The 100MW/129MWh battery – still the biggest lithium-ion battery in the world, but officially known as the Hornsdale Power Reserve – cost around $96 million to build but pulled in revenue of €18 million ($A29 million) in 2018 (as we reported in February).
It now emerges that the profit from the operation (earnings before interest, depreciation, and tax) was €14.2 million for 2018 ($A22.8 million at current exchange rates), adding on to to €0.4 million of earnings from the single month of operation in 2017.
(Update: See latest report showing Tesla big battery delivered a 20 per cent lift in first quarter revenue in 2019).
Neoen also pulled in €32 million profit from its solar operations in Australia – primarily the Griffith, Parkes and Dubbo solar farms, the Degrussa solar park and the newly complete Coleambally solar farm – and €68.8 million from its wind farm operations (mostly Hornsdale).
Neoen also notes it received €7.1 million in compensation from the delayed commissioning of the solar farms – some of many solar projects that have suffered delays in the past year due to tightening connection procedures.
The success of the tesla big battery is not a surprise. Neoen notes in its full year accounts that it is performing ahead of expectations.
A report by Aurecon last December, said the battery had helped slash $40 million from the costs of providing frequency support to steady the grid.
Indeed, the arrival of the battery has meant that the grid operator has been able to remove a key market constraint that was constantly gamed by the state’s gas generators.
The battery plays a key role in AEMO’s armoury to protect the grid, and its role in keeping the lights on in South Australia during a major network event in August – when more than 1GW of load was lost in other states – was highlighted by the market operator in a recent report.
The success of the Tesla battery has resulted in a flurry of new battery investments – including the Gannawarra, Ballarat and Dalrymple North batteries, which are already fully commissioned.

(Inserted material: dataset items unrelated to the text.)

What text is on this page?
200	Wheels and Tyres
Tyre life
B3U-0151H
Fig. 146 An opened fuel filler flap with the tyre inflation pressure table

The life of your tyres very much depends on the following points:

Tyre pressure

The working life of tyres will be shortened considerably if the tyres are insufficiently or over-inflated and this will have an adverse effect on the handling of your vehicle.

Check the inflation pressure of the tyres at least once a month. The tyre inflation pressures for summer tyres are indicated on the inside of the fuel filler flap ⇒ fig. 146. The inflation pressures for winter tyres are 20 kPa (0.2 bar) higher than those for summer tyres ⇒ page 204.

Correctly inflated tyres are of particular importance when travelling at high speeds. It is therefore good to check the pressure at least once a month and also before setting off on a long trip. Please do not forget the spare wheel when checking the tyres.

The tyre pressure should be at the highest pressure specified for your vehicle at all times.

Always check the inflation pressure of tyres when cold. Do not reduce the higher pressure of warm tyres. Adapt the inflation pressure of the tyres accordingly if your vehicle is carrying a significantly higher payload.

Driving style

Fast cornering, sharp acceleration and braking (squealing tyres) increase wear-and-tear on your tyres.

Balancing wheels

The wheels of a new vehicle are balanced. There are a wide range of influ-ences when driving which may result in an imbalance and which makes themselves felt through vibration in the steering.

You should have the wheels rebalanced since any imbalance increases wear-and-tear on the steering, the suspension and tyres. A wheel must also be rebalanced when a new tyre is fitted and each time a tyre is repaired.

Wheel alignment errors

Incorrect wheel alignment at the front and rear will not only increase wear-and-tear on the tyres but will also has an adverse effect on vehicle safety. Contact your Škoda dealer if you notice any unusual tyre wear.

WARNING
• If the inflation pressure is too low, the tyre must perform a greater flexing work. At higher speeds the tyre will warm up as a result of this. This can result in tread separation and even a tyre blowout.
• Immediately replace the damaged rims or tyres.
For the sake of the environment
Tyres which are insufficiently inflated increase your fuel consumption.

More batteries at Lake Bonney, Lincoln Gap and Kennedy wind farm are being built, or in the commissioning phase, while Neoen is also teaming up with Tesla again for the 20MW/34MWh battery next to the Bulgana wind farm, which will provide 100 per cent renewable power to a new glasshouse to be built by Nectar Farms.
Neoen also began construction on the Azur storage plant in France (6 MW/6 MWh).

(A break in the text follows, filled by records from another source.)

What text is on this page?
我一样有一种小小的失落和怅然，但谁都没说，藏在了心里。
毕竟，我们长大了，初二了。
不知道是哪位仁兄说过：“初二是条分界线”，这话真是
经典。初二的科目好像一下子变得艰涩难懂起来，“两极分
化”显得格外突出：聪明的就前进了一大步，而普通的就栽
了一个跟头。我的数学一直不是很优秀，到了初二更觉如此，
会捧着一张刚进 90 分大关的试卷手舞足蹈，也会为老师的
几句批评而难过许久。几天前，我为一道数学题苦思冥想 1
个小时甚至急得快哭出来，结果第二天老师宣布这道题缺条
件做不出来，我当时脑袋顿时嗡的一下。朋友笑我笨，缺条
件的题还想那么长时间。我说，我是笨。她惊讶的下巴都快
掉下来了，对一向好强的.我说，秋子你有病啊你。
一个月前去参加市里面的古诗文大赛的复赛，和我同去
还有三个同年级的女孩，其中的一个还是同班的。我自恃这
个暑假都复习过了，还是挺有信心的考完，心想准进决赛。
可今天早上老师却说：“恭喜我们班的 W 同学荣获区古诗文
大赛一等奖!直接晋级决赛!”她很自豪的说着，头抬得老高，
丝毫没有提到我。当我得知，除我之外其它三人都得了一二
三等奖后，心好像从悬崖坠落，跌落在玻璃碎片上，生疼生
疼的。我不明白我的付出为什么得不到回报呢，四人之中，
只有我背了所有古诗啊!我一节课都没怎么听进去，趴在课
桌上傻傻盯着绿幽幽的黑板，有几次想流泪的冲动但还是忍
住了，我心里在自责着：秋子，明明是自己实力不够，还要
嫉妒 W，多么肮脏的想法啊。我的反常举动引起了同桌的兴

Other notable observations in Neoen’s annual accounts include curtailment issues, which it says impacts production by 1.3 per cent on average for solar and 5 per cent for wind.

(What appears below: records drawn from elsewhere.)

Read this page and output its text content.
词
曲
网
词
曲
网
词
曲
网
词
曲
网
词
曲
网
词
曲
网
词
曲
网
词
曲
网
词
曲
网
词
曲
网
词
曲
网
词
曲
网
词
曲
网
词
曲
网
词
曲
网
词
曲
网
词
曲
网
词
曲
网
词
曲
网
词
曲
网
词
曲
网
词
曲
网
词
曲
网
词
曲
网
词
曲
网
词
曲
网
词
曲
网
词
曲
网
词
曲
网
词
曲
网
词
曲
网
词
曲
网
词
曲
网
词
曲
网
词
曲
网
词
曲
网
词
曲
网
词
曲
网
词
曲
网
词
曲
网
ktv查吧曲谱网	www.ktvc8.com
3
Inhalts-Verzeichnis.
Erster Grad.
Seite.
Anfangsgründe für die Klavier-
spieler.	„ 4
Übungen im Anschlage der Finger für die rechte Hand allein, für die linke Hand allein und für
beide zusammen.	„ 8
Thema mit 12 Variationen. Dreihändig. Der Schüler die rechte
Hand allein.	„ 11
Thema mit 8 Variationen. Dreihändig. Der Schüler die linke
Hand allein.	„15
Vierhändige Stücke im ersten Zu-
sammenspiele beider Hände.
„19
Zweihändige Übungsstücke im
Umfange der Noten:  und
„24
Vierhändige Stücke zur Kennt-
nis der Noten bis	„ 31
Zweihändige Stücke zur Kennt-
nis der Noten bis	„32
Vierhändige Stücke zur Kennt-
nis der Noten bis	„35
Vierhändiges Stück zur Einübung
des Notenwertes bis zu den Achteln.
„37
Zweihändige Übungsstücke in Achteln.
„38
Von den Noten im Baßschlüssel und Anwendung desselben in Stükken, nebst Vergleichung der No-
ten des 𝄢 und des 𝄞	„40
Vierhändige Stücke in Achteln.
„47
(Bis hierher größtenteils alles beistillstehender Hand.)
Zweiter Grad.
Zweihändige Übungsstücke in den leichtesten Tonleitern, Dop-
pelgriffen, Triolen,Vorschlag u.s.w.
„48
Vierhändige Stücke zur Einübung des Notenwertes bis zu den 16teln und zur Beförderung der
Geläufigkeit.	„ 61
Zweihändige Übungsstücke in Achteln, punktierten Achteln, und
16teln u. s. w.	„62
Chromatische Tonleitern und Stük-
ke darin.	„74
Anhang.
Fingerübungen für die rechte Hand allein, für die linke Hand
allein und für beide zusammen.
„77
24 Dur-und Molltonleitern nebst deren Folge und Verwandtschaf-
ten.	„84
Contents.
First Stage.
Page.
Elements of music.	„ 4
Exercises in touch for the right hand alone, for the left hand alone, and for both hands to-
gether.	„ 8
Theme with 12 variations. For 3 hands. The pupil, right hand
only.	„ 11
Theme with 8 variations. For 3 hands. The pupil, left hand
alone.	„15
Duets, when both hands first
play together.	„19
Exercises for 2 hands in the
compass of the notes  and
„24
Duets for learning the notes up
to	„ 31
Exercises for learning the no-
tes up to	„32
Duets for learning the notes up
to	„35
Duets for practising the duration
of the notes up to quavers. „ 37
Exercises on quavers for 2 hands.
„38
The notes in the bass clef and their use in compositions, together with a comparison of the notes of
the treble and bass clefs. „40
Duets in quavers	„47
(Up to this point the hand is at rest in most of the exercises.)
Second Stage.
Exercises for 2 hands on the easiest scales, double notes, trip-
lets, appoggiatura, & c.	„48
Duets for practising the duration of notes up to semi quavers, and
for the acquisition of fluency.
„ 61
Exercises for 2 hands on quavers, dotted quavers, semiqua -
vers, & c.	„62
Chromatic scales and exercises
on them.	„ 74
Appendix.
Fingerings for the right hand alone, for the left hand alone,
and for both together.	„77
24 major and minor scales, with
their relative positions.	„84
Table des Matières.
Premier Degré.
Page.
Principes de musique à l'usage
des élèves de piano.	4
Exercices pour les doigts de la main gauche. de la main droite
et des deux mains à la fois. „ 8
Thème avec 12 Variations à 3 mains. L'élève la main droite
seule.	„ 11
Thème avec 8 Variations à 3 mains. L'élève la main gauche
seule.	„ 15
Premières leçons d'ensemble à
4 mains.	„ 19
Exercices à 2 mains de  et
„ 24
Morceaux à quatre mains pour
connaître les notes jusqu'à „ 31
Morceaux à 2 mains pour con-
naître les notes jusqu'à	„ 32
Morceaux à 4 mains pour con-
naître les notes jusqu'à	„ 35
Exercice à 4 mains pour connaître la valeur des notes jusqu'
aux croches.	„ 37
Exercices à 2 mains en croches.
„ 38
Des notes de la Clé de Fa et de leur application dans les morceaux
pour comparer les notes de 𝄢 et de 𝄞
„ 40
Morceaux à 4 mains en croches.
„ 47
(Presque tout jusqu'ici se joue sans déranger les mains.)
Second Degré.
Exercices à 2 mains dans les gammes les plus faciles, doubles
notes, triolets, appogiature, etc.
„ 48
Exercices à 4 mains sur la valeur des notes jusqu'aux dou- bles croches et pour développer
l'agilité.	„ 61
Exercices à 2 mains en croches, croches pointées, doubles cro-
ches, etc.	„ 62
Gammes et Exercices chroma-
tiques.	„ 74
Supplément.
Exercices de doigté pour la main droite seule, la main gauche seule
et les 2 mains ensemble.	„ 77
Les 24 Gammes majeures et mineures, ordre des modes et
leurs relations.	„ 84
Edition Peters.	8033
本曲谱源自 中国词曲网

“Note that curtailment periods are also times during which the (Hornsdale) battery is more profitable, which partially offsets losses of income,” it noted.
Revenue increases also came from newly complete solar farm in 2018, which included Coleambally (189 MWp/+€10.0 million), Parkes (66 MWp/+€5.6 million), Dubbo (29 MWp/+€3.2 million) and Griffith (36 MWp/+€3.1 million).
However, those figures do not represent full year revenues as the plants were completed at various points in the year.